Each iteration for a regional subset should be x-i rows until x-(x/2) subsets have been sampled. Thus, I want to sample rows until I have subsampled half the rows within a region. Therefore the loop should be able to loop through smaller subsets of the data and preform a function.
For example, in region 1
there are 20 plots or unique levels of loc
. In my first subsample I would randomly choose 19 plots and preform the function. In the second subsample I would randomly choose 18 plots and continue this process until I have subsampled 10 plots. For region 2 I would only do this for 5 plots. Since some regions have uneven # of plots there may need to be an if else statement to sample at least half if not more.
This loop should be repeated 1000 times so that each subset (x-i) has 1000 values.
Below are the functions I would like to run on each subset.

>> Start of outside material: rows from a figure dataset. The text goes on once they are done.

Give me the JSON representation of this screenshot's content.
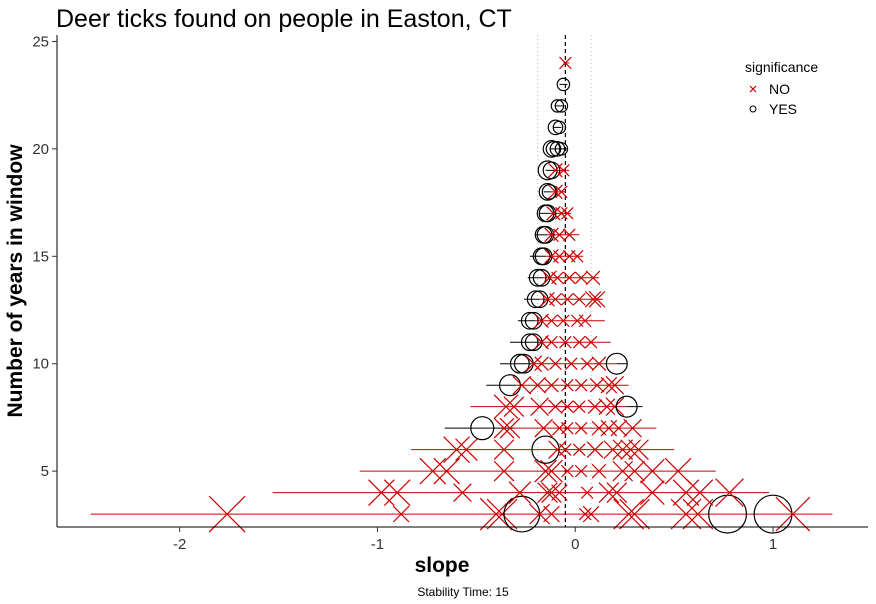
{
  "chart_data": {
    "type": "scatter",
    "title": "Deer ticks found on people in Easton, CT",
    "xlabel": "slope",
    "ylabel": "Number of years in window",
    "caption": "Stability Time: 15",
    "xlim": [
      -2.62,
      1.48
    ],
    "ylim": [
      2.4,
      25.3
    ],
    "xticks": [
      -2,
      -1,
      0,
      1
    ],
    "yticks": [
      5,
      10,
      15,
      20,
      25
    ],
    "grid": false,
    "reference_lines": {
      "mean_slope": -0.05,
      "lower": -0.19,
      "upper": 0.08
    },
    "legend": {
      "title": "significance",
      "placement": "top-right",
      "entries": [
        {
          "label": "NO",
          "shape": "cross",
          "color": "#cc0000"
        },
        {
          "label": "YES",
          "shape": "circle",
          "color": "#000000"
        }
      ]
    },
    "ranges": [
      {
        "y": 3,
        "min": -2.45,
        "max": 1.3,
        "sig": "NO"
      },
      {
        "y": 4,
        "min": -1.53,
        "max": 0.98,
        "sig": "NO"
      },
      {
        "y": 5,
        "min": -1.09,
        "max": 0.71,
        "sig": "NO"
      },
      {
        "y": 6,
        "min": -0.83,
        "max": 0.5,
        "sig": "NO"
      },
      {
        "y": 7,
        "min": -0.66,
        "max": -0.31,
        "sig": "YES"
      },
      {
        "y": 7,
        "min": -0.31,
        "max": 0.41,
        "sig": "NO"
      },
      {
        "y": 8,
        "min": -0.53,
        "max": 0.26,
        "sig": "NO"
      },
      {
        "y": 8,
        "min": 0.26,
        "max": 0.34,
        "sig": "YES"
      },
      {
        "y": 9,
        "min": -0.45,
        "max": -0.3,
        "sig": "YES"
      },
      {
        "y": 9,
        "min": -0.3,
        "max": 0.27,
        "sig": "NO"
      },
      {
        "y": 10,
        "min": -0.38,
        "max": -0.22,
        "sig": "YES"
      },
      {
        "y": 10,
        "min": -0.22,
        "max": 0.21,
        "sig": "NO"
      },
      {
        "y": 10,
        "min": 0.21,
        "max": 0.26,
        "sig": "YES"
      },
      {
        "y": 11,
        "min": -0.33,
        "max": -0.19,
        "sig": "YES"
      },
      {
        "y": 11,
        "min": -0.19,
        "max": 0.18,
        "sig": "NO"
      },
      {
        "y": 12,
        "min": -0.29,
        "max": -0.2,
        "sig": "YES"
      },
      {
        "y": 12,
        "min": -0.2,
        "max": 0.15,
        "sig": "NO"
      },
      {
        "y": 13,
        "min": -0.26,
        "max": -0.18,
        "sig": "YES"
      },
      {
        "y": 13,
        "min": -0.18,
        "max": 0.14,
        "sig": "NO"
      },
      {
        "y": 14,
        "min": -0.24,
        "max": -0.16,
        "sig": "YES"
      },
      {
        "y": 14,
        "min": -0.16,
        "max": 0.12,
        "sig": "NO"
      },
      {
        "y": 15,
        "min": -0.23,
        "max": -0.15,
        "sig": "YES"
      },
      {
        "y": 15,
        "min": -0.15,
        "max": 0.04,
        "sig": "NO"
      },
      {
        "y": 16,
        "min": -0.2,
        "max": -0.14,
        "sig": "YES"
      },
      {
        "y": 16,
        "min": -0.14,
        "max": 0.02,
        "sig": "NO"
      },
      {
        "y": 17,
        "min": -0.18,
        "max": -0.13,
        "sig": "YES"
      },
      {
        "y": 17,
        "min": -0.13,
        "max": -0.02,
        "sig": "NO"
      },
      {
        "y": 18,
        "min": -0.16,
        "max": -0.12,
        "sig": "YES"
      },
      {
        "y": 18,
        "min": -0.12,
        "max": -0.05,
        "sig": "NO"
      },
      {
        "y": 19,
        "min": -0.15,
        "max": -0.11,
        "sig": "YES"
      },
      {
        "y": 19,
        "min": -0.11,
        "max": -0.03,
        "sig": "NO"
      },
      {
        "y": 20,
        "min": -0.13,
        "max": -0.04,
        "sig": "YES"
      },
      {
        "y": 21,
        "min": -0.11,
        "max": -0.07,
        "sig": "YES"
      },
      {
        "y": 22,
        "min": -0.1,
        "max": -0.06,
        "sig": "YES"
      },
      {
        "y": 23,
        "min": -0.08,
        "max": -0.04,
        "sig": "YES"
      },
      {
        "y": 24,
        "min": -0.06,
        "max": -0.03,
        "sig": "NO"
      }
    ],
    "points": [
      {
        "x": -1.76,
        "y": 3,
        "size": 3.0,
        "sig": "NO"
      },
      {
        "x": -0.88,
        "y": 3,
        "size": 1.0,
        "sig": "NO"
      },
      {
        "x": -0.4,
        "y": 3,
        "size": 2.6,
        "sig": "NO"
      },
      {
        "x": -0.37,
        "y": 3,
        "size": 2.4,
        "sig": "NO"
      },
      {
        "x": -0.27,
        "y": 3,
        "size": 2.8,
        "sig": "YES"
      },
      {
        "x": -0.18,
        "y": 3,
        "size": 1.4,
        "sig": "NO"
      },
      {
        "x": -0.12,
        "y": 3,
        "size": 1.0,
        "sig": "NO"
      },
      {
        "x": 0.05,
        "y": 3,
        "size": 0.6,
        "sig": "NO"
      },
      {
        "x": 0.08,
        "y": 3,
        "size": 1.0,
        "sig": "NO"
      },
      {
        "x": 0.27,
        "y": 3,
        "size": 2.4,
        "sig": "NO"
      },
      {
        "x": 0.3,
        "y": 3,
        "size": 2.4,
        "sig": "NO"
      },
      {
        "x": 0.56,
        "y": 3,
        "size": 2.4,
        "sig": "NO"
      },
      {
        "x": 0.62,
        "y": 3,
        "size": 2.4,
        "sig": "NO"
      },
      {
        "x": 0.77,
        "y": 3,
        "size": 3.0,
        "sig": "YES"
      },
      {
        "x": 1.0,
        "y": 3,
        "size": 3.0,
        "sig": "YES"
      },
      {
        "x": 1.1,
        "y": 3,
        "size": 2.8,
        "sig": "NO"
      },
      {
        "x": -0.98,
        "y": 4,
        "size": 2.0,
        "sig": "NO"
      },
      {
        "x": -0.9,
        "y": 4,
        "size": 2.0,
        "sig": "NO"
      },
      {
        "x": -0.57,
        "y": 4,
        "size": 1.2,
        "sig": "NO"
      },
      {
        "x": -0.28,
        "y": 4,
        "size": 1.6,
        "sig": "NO"
      },
      {
        "x": -0.14,
        "y": 4,
        "size": 1.4,
        "sig": "NO"
      },
      {
        "x": -0.12,
        "y": 4,
        "size": 1.4,
        "sig": "NO"
      },
      {
        "x": -0.08,
        "y": 4,
        "size": 1.0,
        "sig": "NO"
      },
      {
        "x": 0.06,
        "y": 4,
        "size": 0.6,
        "sig": "NO"
      },
      {
        "x": 0.17,
        "y": 4,
        "size": 1.4,
        "sig": "NO"
      },
      {
        "x": 0.21,
        "y": 4,
        "size": 1.4,
        "sig": "NO"
      },
      {
        "x": 0.39,
        "y": 4,
        "size": 1.8,
        "sig": "NO"
      },
      {
        "x": 0.56,
        "y": 4,
        "size": 2.0,
        "sig": "NO"
      },
      {
        "x": 0.63,
        "y": 4,
        "size": 2.0,
        "sig": "NO"
      },
      {
        "x": 0.78,
        "y": 4,
        "size": 2.2,
        "sig": "NO"
      },
      {
        "x": -0.72,
        "y": 5,
        "size": 2.0,
        "sig": "NO"
      },
      {
        "x": -0.65,
        "y": 5,
        "size": 2.0,
        "sig": "NO"
      },
      {
        "x": -0.36,
        "y": 5,
        "size": 1.4,
        "sig": "NO"
      },
      {
        "x": -0.15,
        "y": 5,
        "size": 1.6,
        "sig": "NO"
      },
      {
        "x": -0.12,
        "y": 5,
        "size": 1.6,
        "sig": "NO"
      },
      {
        "x": -0.04,
        "y": 5,
        "size": 0.6,
        "sig": "NO"
      },
      {
        "x": 0.03,
        "y": 5,
        "size": 0.6,
        "sig": "NO"
      },
      {
        "x": 0.12,
        "y": 5,
        "size": 0.8,
        "sig": "NO"
      },
      {
        "x": 0.24,
        "y": 5,
        "size": 1.4,
        "sig": "NO"
      },
      {
        "x": 0.3,
        "y": 5,
        "size": 1.4,
        "sig": "NO"
      },
      {
        "x": 0.39,
        "y": 5,
        "size": 1.8,
        "sig": "NO"
      },
      {
        "x": 0.52,
        "y": 5,
        "size": 2.0,
        "sig": "NO"
      },
      {
        "x": -0.6,
        "y": 6,
        "size": 2.0,
        "sig": "NO"
      },
      {
        "x": -0.55,
        "y": 6,
        "size": 1.6,
        "sig": "NO"
      },
      {
        "x": -0.36,
        "y": 6,
        "size": 1.4,
        "sig": "NO"
      },
      {
        "x": -0.15,
        "y": 6,
        "size": 2.0,
        "sig": "YES"
      },
      {
        "x": -0.09,
        "y": 6,
        "size": 1.2,
        "sig": "NO"
      },
      {
        "x": -0.05,
        "y": 6,
        "size": 0.6,
        "sig": "NO"
      },
      {
        "x": 0.02,
        "y": 6,
        "size": 0.6,
        "sig": "NO"
      },
      {
        "x": 0.1,
        "y": 6,
        "size": 1.0,
        "sig": "NO"
      },
      {
        "x": 0.19,
        "y": 6,
        "size": 1.2,
        "sig": "NO"
      },
      {
        "x": 0.24,
        "y": 6,
        "size": 1.4,
        "sig": "NO"
      },
      {
        "x": 0.28,
        "y": 6,
        "size": 1.4,
        "sig": "NO"
      },
      {
        "x": 0.32,
        "y": 6,
        "size": 1.4,
        "sig": "NO"
      },
      {
        "x": -0.47,
        "y": 7,
        "size": 1.6,
        "sig": "YES"
      },
      {
        "x": -0.36,
        "y": 7,
        "size": 1.4,
        "sig": "NO"
      },
      {
        "x": -0.33,
        "y": 7,
        "size": 1.4,
        "sig": "NO"
      },
      {
        "x": -0.16,
        "y": 7,
        "size": 1.2,
        "sig": "NO"
      },
      {
        "x": -0.08,
        "y": 7,
        "size": 0.8,
        "sig": "NO"
      },
      {
        "x": -0.04,
        "y": 7,
        "size": 0.6,
        "sig": "NO"
      },
      {
        "x": 0.03,
        "y": 7,
        "size": 0.6,
        "sig": "NO"
      },
      {
        "x": 0.12,
        "y": 7,
        "size": 0.8,
        "sig": "NO"
      },
      {
        "x": 0.17,
        "y": 7,
        "size": 1.0,
        "sig": "NO"
      },
      {
        "x": 0.22,
        "y": 7,
        "size": 1.0,
        "sig": "NO"
      },
      {
        "x": 0.29,
        "y": 7,
        "size": 1.2,
        "sig": "NO"
      },
      {
        "x": -0.35,
        "y": 8,
        "size": 1.8,
        "sig": "NO"
      },
      {
        "x": -0.31,
        "y": 8,
        "size": 1.4,
        "sig": "NO"
      },
      {
        "x": -0.18,
        "y": 8,
        "size": 1.2,
        "sig": "NO"
      },
      {
        "x": -0.1,
        "y": 8,
        "size": 0.8,
        "sig": "NO"
      },
      {
        "x": -0.04,
        "y": 8,
        "size": 0.6,
        "sig": "NO"
      },
      {
        "x": 0.02,
        "y": 8,
        "size": 0.6,
        "sig": "NO"
      },
      {
        "x": 0.1,
        "y": 8,
        "size": 0.8,
        "sig": "NO"
      },
      {
        "x": 0.16,
        "y": 8,
        "size": 1.0,
        "sig": "NO"
      },
      {
        "x": 0.2,
        "y": 8,
        "size": 1.2,
        "sig": "NO"
      },
      {
        "x": 0.26,
        "y": 8,
        "size": 1.4,
        "sig": "YES"
      },
      {
        "x": -0.33,
        "y": 9,
        "size": 1.4,
        "sig": "YES"
      },
      {
        "x": -0.27,
        "y": 9,
        "size": 1.2,
        "sig": "NO"
      },
      {
        "x": -0.19,
        "y": 9,
        "size": 1.0,
        "sig": "NO"
      },
      {
        "x": -0.12,
        "y": 9,
        "size": 0.8,
        "sig": "NO"
      },
      {
        "x": -0.04,
        "y": 9,
        "size": 0.6,
        "sig": "NO"
      },
      {
        "x": 0.03,
        "y": 9,
        "size": 0.6,
        "sig": "NO"
      },
      {
        "x": 0.11,
        "y": 9,
        "size": 0.8,
        "sig": "NO"
      },
      {
        "x": 0.17,
        "y": 9,
        "size": 1.0,
        "sig": "NO"
      },
      {
        "x": 0.2,
        "y": 9,
        "size": 1.2,
        "sig": "NO"
      },
      {
        "x": -0.28,
        "y": 10,
        "size": 1.2,
        "sig": "YES"
      },
      {
        "x": -0.26,
        "y": 10,
        "size": 1.2,
        "sig": "YES"
      },
      {
        "x": -0.21,
        "y": 10,
        "size": 1.0,
        "sig": "NO"
      },
      {
        "x": -0.17,
        "y": 10,
        "size": 0.8,
        "sig": "NO"
      },
      {
        "x": -0.1,
        "y": 10,
        "size": 0.6,
        "sig": "NO"
      },
      {
        "x": -0.02,
        "y": 10,
        "size": 0.6,
        "sig": "NO"
      },
      {
        "x": 0.06,
        "y": 10,
        "size": 0.6,
        "sig": "NO"
      },
      {
        "x": 0.12,
        "y": 10,
        "size": 0.8,
        "sig": "NO"
      },
      {
        "x": 0.21,
        "y": 10,
        "size": 1.4,
        "sig": "YES"
      },
      {
        "x": -0.23,
        "y": 11,
        "size": 1.0,
        "sig": "YES"
      },
      {
        "x": -0.21,
        "y": 11,
        "size": 1.0,
        "sig": "YES"
      },
      {
        "x": -0.17,
        "y": 11,
        "size": 0.8,
        "sig": "NO"
      },
      {
        "x": -0.12,
        "y": 11,
        "size": 0.6,
        "sig": "NO"
      },
      {
        "x": -0.05,
        "y": 11,
        "size": 0.6,
        "sig": "NO"
      },
      {
        "x": 0.02,
        "y": 11,
        "size": 0.6,
        "sig": "NO"
      },
      {
        "x": 0.08,
        "y": 11,
        "size": 0.6,
        "sig": "NO"
      },
      {
        "x": -0.23,
        "y": 12,
        "size": 1.0,
        "sig": "YES"
      },
      {
        "x": -0.21,
        "y": 12,
        "size": 1.0,
        "sig": "YES"
      },
      {
        "x": -0.17,
        "y": 12,
        "size": 0.8,
        "sig": "NO"
      },
      {
        "x": -0.12,
        "y": 12,
        "size": 0.6,
        "sig": "NO"
      },
      {
        "x": -0.06,
        "y": 12,
        "size": 0.6,
        "sig": "NO"
      },
      {
        "x": 0.01,
        "y": 12,
        "size": 0.6,
        "sig": "NO"
      },
      {
        "x": 0.05,
        "y": 12,
        "size": 0.6,
        "sig": "NO"
      },
      {
        "x": -0.2,
        "y": 13,
        "size": 1.0,
        "sig": "YES"
      },
      {
        "x": -0.18,
        "y": 13,
        "size": 1.0,
        "sig": "YES"
      },
      {
        "x": -0.14,
        "y": 13,
        "size": 0.8,
        "sig": "NO"
      },
      {
        "x": -0.1,
        "y": 13,
        "size": 0.6,
        "sig": "NO"
      },
      {
        "x": -0.04,
        "y": 13,
        "size": 0.6,
        "sig": "NO"
      },
      {
        "x": 0.02,
        "y": 13,
        "size": 0.6,
        "sig": "NO"
      },
      {
        "x": 0.09,
        "y": 13,
        "size": 1.0,
        "sig": "NO"
      },
      {
        "x": 0.11,
        "y": 13,
        "size": 1.0,
        "sig": "NO"
      },
      {
        "x": -0.19,
        "y": 14,
        "size": 1.0,
        "sig": "YES"
      },
      {
        "x": -0.17,
        "y": 14,
        "size": 1.0,
        "sig": "YES"
      },
      {
        "x": -0.13,
        "y": 14,
        "size": 0.8,
        "sig": "NO"
      },
      {
        "x": -0.09,
        "y": 14,
        "size": 0.6,
        "sig": "NO"
      },
      {
        "x": -0.03,
        "y": 14,
        "size": 0.6,
        "sig": "NO"
      },
      {
        "x": 0.03,
        "y": 14,
        "size": 0.6,
        "sig": "NO"
      },
      {
        "x": 0.09,
        "y": 14,
        "size": 0.8,
        "sig": "NO"
      },
      {
        "x": -0.17,
        "y": 15,
        "size": 1.0,
        "sig": "YES"
      },
      {
        "x": -0.16,
        "y": 15,
        "size": 1.0,
        "sig": "YES"
      },
      {
        "x": -0.12,
        "y": 15,
        "size": 0.8,
        "sig": "NO"
      },
      {
        "x": -0.08,
        "y": 15,
        "size": 0.6,
        "sig": "NO"
      },
      {
        "x": -0.03,
        "y": 15,
        "size": 0.6,
        "sig": "NO"
      },
      {
        "x": 0.01,
        "y": 15,
        "size": 0.6,
        "sig": "NO"
      },
      {
        "x": -0.16,
        "y": 16,
        "size": 1.0,
        "sig": "YES"
      },
      {
        "x": -0.15,
        "y": 16,
        "size": 1.0,
        "sig": "YES"
      },
      {
        "x": -0.12,
        "y": 16,
        "size": 0.8,
        "sig": "NO"
      },
      {
        "x": -0.08,
        "y": 16,
        "size": 0.6,
        "sig": "NO"
      },
      {
        "x": -0.03,
        "y": 16,
        "size": 0.6,
        "sig": "NO"
      },
      {
        "x": -0.15,
        "y": 17,
        "size": 1.0,
        "sig": "YES"
      },
      {
        "x": -0.14,
        "y": 17,
        "size": 1.0,
        "sig": "YES"
      },
      {
        "x": -0.11,
        "y": 17,
        "size": 0.8,
        "sig": "NO"
      },
      {
        "x": -0.07,
        "y": 17,
        "size": 0.6,
        "sig": "NO"
      },
      {
        "x": -0.04,
        "y": 17,
        "size": 0.6,
        "sig": "NO"
      },
      {
        "x": -0.14,
        "y": 18,
        "size": 1.0,
        "sig": "YES"
      },
      {
        "x": -0.13,
        "y": 18,
        "size": 0.8,
        "sig": "YES"
      },
      {
        "x": -0.1,
        "y": 18,
        "size": 0.8,
        "sig": "NO"
      },
      {
        "x": -0.07,
        "y": 18,
        "size": 0.6,
        "sig": "NO"
      },
      {
        "x": -0.14,
        "y": 19,
        "size": 1.2,
        "sig": "YES"
      },
      {
        "x": -0.12,
        "y": 19,
        "size": 1.0,
        "sig": "YES"
      },
      {
        "x": -0.1,
        "y": 19,
        "size": 0.8,
        "sig": "NO"
      },
      {
        "x": -0.06,
        "y": 19,
        "size": 0.6,
        "sig": "NO"
      },
      {
        "x": -0.12,
        "y": 20,
        "size": 1.0,
        "sig": "YES"
      },
      {
        "x": -0.11,
        "y": 20,
        "size": 0.8,
        "sig": "YES"
      },
      {
        "x": -0.09,
        "y": 20,
        "size": 0.8,
        "sig": "YES"
      },
      {
        "x": -0.07,
        "y": 20,
        "size": 0.6,
        "sig": "YES"
      },
      {
        "x": -0.1,
        "y": 21,
        "size": 0.8,
        "sig": "YES"
      },
      {
        "x": -0.08,
        "y": 21,
        "size": 0.6,
        "sig": "YES"
      },
      {
        "x": -0.09,
        "y": 22,
        "size": 0.6,
        "sig": "YES"
      },
      {
        "x": -0.07,
        "y": 22,
        "size": 0.6,
        "sig": "YES"
      },
      {
        "x": -0.06,
        "y": 23,
        "size": 0.6,
        "sig": "YES"
      },
      {
        "x": -0.05,
        "y": 24,
        "size": 0.6,
        "sig": "NO"
      }
    ]
  }
}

Lets say I start with region 1 and randomly sample plot_1-plot_10.
sub1<- dat[1:10,3:12]
1) First, calculate the sum of frequencies for each species within that subset:
sub1<-
sub1 %>%
summarise_all(funs(sum))
2) to then, calculate diversity for that subset:
sub1 <- d(sub1, lev = "alpha",q=2)
This particular example would yield an alpha diversity of 5.929448. Values need to be stored in a data frame with two columns (region, diversity) so that I can disentangle variance by region.